The common saying from the film, "You may be through with the past, but the past isn't through with you", is often noted as the major theme, but it is only an example of how many of these characters use denial as a way of avoiding their troubles.  Anderson creates characters who are set in their ways, comfortable with the way things are, and unwilling to come to terms with the direction their lives have taken.  They are within their safety zones until he begins to complicate their situations with drugs, cancer, accidents and other real "things that happen" that cannot be explained away because they are inherently unfair.  They cannot be categorized, ordered, or explained by any theories nor expected by the characters limited paradigms that think everything will stay on track if they ignore the truth.  Problems are not magically resolved like Hollywood makes you believe they are.
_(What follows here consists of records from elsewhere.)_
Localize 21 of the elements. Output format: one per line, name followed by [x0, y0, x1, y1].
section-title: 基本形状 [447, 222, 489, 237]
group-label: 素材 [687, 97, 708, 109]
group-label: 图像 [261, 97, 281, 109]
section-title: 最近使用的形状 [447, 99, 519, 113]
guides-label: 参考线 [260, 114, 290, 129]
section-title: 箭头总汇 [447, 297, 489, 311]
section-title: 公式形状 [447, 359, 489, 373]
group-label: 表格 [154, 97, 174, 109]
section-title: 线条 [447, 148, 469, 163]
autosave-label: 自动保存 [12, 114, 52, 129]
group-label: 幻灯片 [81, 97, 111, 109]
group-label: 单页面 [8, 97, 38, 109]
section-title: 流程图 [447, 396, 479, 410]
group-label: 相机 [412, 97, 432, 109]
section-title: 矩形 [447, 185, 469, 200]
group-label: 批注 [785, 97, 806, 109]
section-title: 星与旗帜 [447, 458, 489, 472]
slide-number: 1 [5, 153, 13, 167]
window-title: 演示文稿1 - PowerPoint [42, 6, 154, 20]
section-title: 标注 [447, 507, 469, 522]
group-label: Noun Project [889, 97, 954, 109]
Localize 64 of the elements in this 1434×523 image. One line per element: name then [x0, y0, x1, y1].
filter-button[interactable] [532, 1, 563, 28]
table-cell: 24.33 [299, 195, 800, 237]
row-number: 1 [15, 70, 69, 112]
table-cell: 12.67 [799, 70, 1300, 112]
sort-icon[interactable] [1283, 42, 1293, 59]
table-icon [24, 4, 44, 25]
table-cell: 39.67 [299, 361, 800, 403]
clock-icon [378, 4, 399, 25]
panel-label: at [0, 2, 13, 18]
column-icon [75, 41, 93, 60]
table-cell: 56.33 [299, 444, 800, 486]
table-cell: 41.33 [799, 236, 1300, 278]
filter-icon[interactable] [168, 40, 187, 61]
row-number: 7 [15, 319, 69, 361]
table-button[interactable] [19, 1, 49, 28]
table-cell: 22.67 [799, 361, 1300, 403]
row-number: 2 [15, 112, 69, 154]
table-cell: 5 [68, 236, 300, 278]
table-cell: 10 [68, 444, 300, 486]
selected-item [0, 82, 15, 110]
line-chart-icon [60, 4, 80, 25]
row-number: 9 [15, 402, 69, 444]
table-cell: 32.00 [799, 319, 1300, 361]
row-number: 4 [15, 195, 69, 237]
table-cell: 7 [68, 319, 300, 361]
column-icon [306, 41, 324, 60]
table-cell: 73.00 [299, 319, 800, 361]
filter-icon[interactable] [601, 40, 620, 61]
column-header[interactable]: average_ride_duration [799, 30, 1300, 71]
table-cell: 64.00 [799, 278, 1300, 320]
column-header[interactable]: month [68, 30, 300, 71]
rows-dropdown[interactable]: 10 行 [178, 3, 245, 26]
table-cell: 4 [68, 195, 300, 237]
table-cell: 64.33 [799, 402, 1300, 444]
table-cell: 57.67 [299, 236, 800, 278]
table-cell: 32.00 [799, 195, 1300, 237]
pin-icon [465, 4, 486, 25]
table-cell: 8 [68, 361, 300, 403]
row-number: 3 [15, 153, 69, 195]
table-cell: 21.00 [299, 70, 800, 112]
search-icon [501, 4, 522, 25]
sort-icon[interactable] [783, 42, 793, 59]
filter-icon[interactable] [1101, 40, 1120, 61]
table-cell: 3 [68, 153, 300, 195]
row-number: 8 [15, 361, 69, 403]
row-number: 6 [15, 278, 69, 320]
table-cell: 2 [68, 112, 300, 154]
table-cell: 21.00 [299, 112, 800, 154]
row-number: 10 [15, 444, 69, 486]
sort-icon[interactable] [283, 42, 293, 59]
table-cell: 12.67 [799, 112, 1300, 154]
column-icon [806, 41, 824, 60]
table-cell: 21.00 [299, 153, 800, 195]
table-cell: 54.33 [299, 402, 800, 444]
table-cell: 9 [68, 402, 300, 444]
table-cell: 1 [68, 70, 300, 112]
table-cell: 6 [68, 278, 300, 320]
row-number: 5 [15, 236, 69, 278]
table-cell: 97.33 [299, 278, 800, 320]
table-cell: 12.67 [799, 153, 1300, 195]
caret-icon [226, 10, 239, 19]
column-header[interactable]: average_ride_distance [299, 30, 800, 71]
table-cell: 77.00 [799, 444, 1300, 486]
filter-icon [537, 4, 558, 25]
The extent of everyone's ignorance is summed up in Hoffman's phone conversation where he states, "Now, this is the part of the movie where you help me."  Anderson's character's not only begin acting as if they are in a movie (unknowingly, aside from the sing-along sequence and the to-the-camera smile immediately preceding the final fade to black), but use the themes that Anderson explores throughout the film to justify the state of their lives.  The second half is as much a dialogue between PTA and his audience as the sprawling, whirlwind of fate, chance, coincidence that it has become famous for.  The absurdity of the ending - something that is often mentioned as its largest detriment and often accompanied by words like pretentious, bizarre, or pointless - reflects the absurdity of the character's expectations as well as our naivety in accepting the bogus explanations given to us throughout the film and expecting (and desiring) that everything turn out right in the end.  The feverish pace of the final hour, where everyone is confronted with something that shakes their preconceived notions of the world they live in, is unsustainable resulting in the final narrative explosion, the rain of frogs.  This ending, which contains the same amount of chance and coincidence as ten of the urban legends that begin the film, is Anderson's final wake-up call to the viewer.  If you think categorizing and explaining all of life's twists and turns will save you or that you can hide from life in a cocoon of your own creation, you might as well be waiting for a rain of frogs.  The character's in Magnolia get their miracle happy ending, but it's made abundantly clear that we cannot expect the same.  As depressing as this revelation may seem, Anderson meets this despair with a warm heart.  While much in this film is purposefully insincere, the loyalty, love, hope, and humanity is real.  Although we must accept life as it is rather than as we feel it should be, if we greet it with compassion and understanding, we might just it make it through and sometimes, just maybe, get that happy ending.